The glaciers of the Himalayas are melting so fast they will affect the water supplies of a population twice that of the US within 22 years, the head of the world’s leading authority on climate change has warned.
“That’s something to be concerned about,” said Rachendra Pachauri, chairman of the UN’s Intergovernmental Panel on Climate Change, which this week starts releasing its first extensive report in six years on how the global climate is changing.
This is the panel’s first big study since it was mired in controversy four years ago over a mistaken suggestion in its last assessment in 2007 that the Himalayan glaciers could disappear as early as 2035, a date it admitted was “poorly substantiated”.
Mr Pachauri faced calls to resign at the time but on the eve of the new report’s release, he said the error should not overshadow the looming risks posed by the retreating glaciers, which feed water into rivers supplying some of south Asia’s most densely populated regions.
“Everything humanly possible has been brought to bear on this report to see that we don’t have any errors,” he told the Financial Times in an interview.
“That [glacier] error of course was highlighted round the world, and we apologised for it,” he said. “It doesn’t detract from the fact that the glaciers are melting across the globe, including the Himalayas.
“The mistake we made was using that figure of 2035, but that doesn’t in any way reduce the implications of glacier melt across the entire Himalayan range and that’s something to be concerned about, as it was then.”
While the glaciers may not vanish by 2035, he added, the pace at which they are melting is bound to affect vast numbers of people depending on them for water.
“Even before 2035 it’s going to start showing up in terms of changes in water flows, which affect, as we had estimated, 500m people in south Asia and 250m people in China,” he said.
The IPCC’s new assessment is only the fifth it has done in its 25-year history and its first since 2007. Leaked drafts of its final summary, which will be approved by the nearly 200 governments who belong to the panel in Stockholm this week, show it strengthens past findings that global temperatures are rising and humans are the main cause.
Mr Pachauri, who has chaired the panel since 2002, said the new report would differ from its predecessors in some ways, however.
It includes a far more comprehensive examination of issues such as how sea levels are changing, for example, and will also address another issue that has roused mounting interest since its 2007 report: the slowing rate of global warming in the last 15 years.
“We will have something to say on that,” he said, adding he thought people should bear in mind a recent World Meteorological Organisation report showing the first decade of this century was the hottest in 160 years.
One big difference in this year’s report, which will be released in stages over this year and next, is the number of scientists who wanted to compile it.
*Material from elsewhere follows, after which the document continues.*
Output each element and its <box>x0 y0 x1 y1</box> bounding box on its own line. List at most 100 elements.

Nearly 3,000 scientists were nominated to be authors of the latest report, up from 2,000 in the previous one, said Mr Pachauri. A total of 831 were selected as authors.
The scientists assess existing climate research, rather than carrying out original work. They mostly work for free, however, on what has become such a fast-growing field of research that it creates a demanding workload for those with busy day jobs.
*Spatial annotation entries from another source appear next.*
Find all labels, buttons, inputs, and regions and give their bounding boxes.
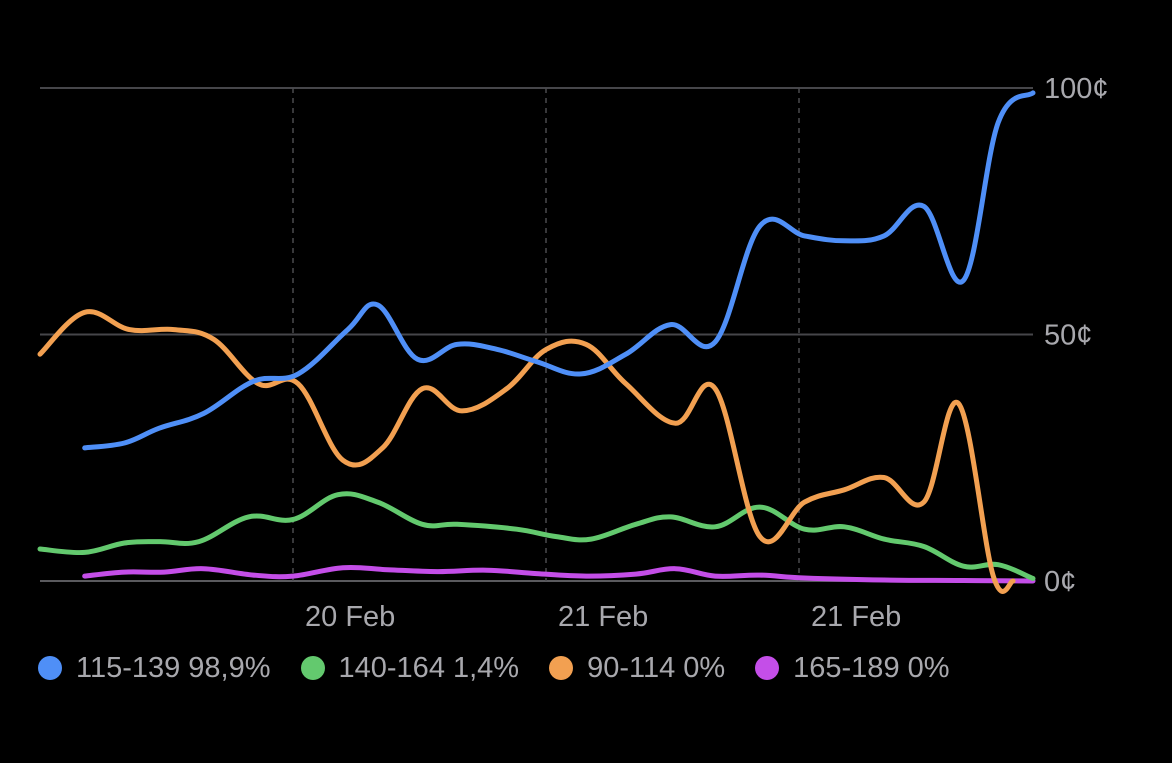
legend-series-name-1: 140-164 bbox=[338, 651, 445, 684]
axis-labels: 100¢ 50¢ 0¢ 20 Feb 21 Feb 21 Feb bbox=[305, 73, 1109, 633]
legend-series-value-1: 1,4% bbox=[452, 651, 520, 684]
series-lines bbox=[37, 90, 1036, 594]
legend-swatch-3 bbox=[755, 656, 780, 680]
legend-series-value-3: 0% bbox=[907, 651, 950, 684]
series-line-165-189 bbox=[82, 564, 1036, 584]
legend-series-name-0: 115-139 bbox=[76, 651, 181, 684]
line-chart: 100¢ 50¢ 0¢ 20 Feb 21 Feb 21 Feb bbox=[37, 73, 1109, 633]
legend-item-2: 90-114 0% bbox=[549, 652, 725, 685]
y-tick-label-1: 50¢ bbox=[1044, 320, 1092, 352]
legend-swatch-0 bbox=[38, 656, 62, 680]
y-tick-label-0: 100¢ bbox=[1044, 73, 1109, 105]
legend-series-name-2: 90-114 bbox=[587, 651, 676, 684]
legend-series-name-3: 165-189 bbox=[793, 651, 900, 684]
chart-area: 100¢ 50¢ 0¢ 20 Feb 21 Feb 21 Feb bbox=[37, 73, 1109, 633]
x-tick-label-2: 21 Feb bbox=[811, 601, 901, 633]
x-tick-label-0: 20 Feb bbox=[305, 601, 395, 633]
y-tick-label-2: 0¢ bbox=[1044, 566, 1076, 598]
legend-series-value-0: 98,9% bbox=[188, 651, 271, 684]
legend-item-3: 165-189 0% bbox=[755, 651, 950, 685]
legend-item-0: 115-139 98,9% bbox=[38, 652, 271, 685]
legend-swatch-2 bbox=[549, 656, 574, 680]
x-tick-label-1: 21 Feb bbox=[558, 601, 648, 633]
legend-series-value-2: 0% bbox=[683, 651, 726, 684]
series-line-90-114 bbox=[37, 309, 1016, 594]
legend-item-1: 140-164 1,4% bbox=[300, 651, 520, 685]
grid bbox=[40, 87, 1033, 582]
series-line-140-164 bbox=[37, 491, 1036, 581]
legend: 115-139 98,9% 140-164 1,4% 90-114 0% 165… bbox=[38, 646, 980, 690]
legend-swatch-1 bbox=[300, 656, 325, 680]
series-line-115-139 bbox=[82, 90, 1036, 451]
This has led to calls for the nearly 200 governments that make up the IPCC to think about allowing it to issue smaller more targeted reports more frequently, rather than the enormous assessments it publishes every five or six years.
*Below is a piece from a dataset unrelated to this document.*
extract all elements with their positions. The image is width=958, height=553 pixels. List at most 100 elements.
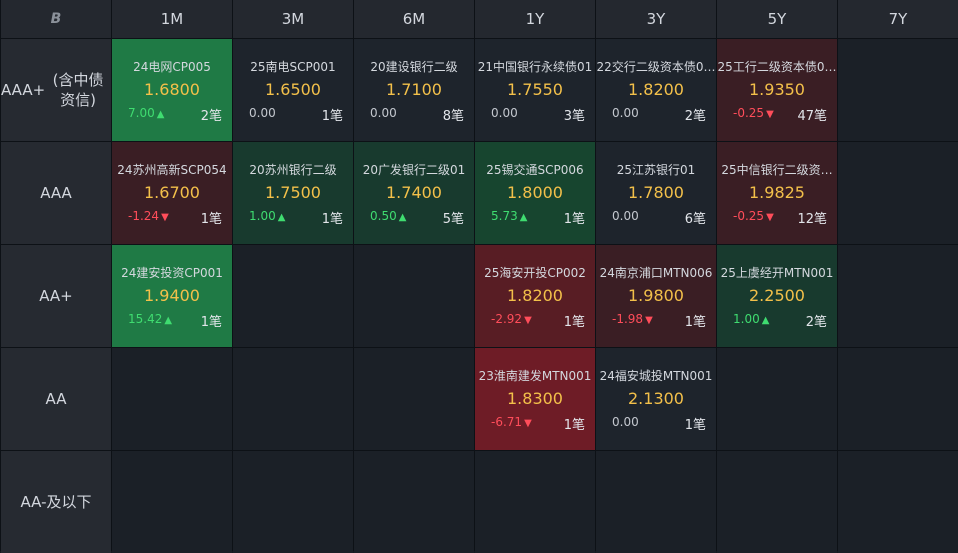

The governments are due to consider how the IPCC should do its work in future at a meeting later this year, but Mr Pachauri said he did not believe the existing system would need to change.
“I would say, based on our own experience, I’ve found the scientific community totally equal to the task, even though the magnitude and the complexity of the task has certainly grown over time,” he said.
“The workload has certainly increased, because there’s a lot more materials to be assessed now than was the case maybe 10 years ago, but may I say that the scientists have been equal to the task. They’ve just had to work much harder, and frankly, that’s a very heartening observation.”
He would also like to see governments study the IPCC’s work more carefully at the annual two-week UN climate change negotiations. This year’s meeting will take place in Warsaw in November. “Of the two weeks that are spent discussing what needs to be done about climate change, a minimum of three or four days should be spent focusing on the science,” he said. “Because I think it’s only when you realise the cost of inaction, and what it’s going to lead to in different parts of the world, that people would realise what it is to delay action.”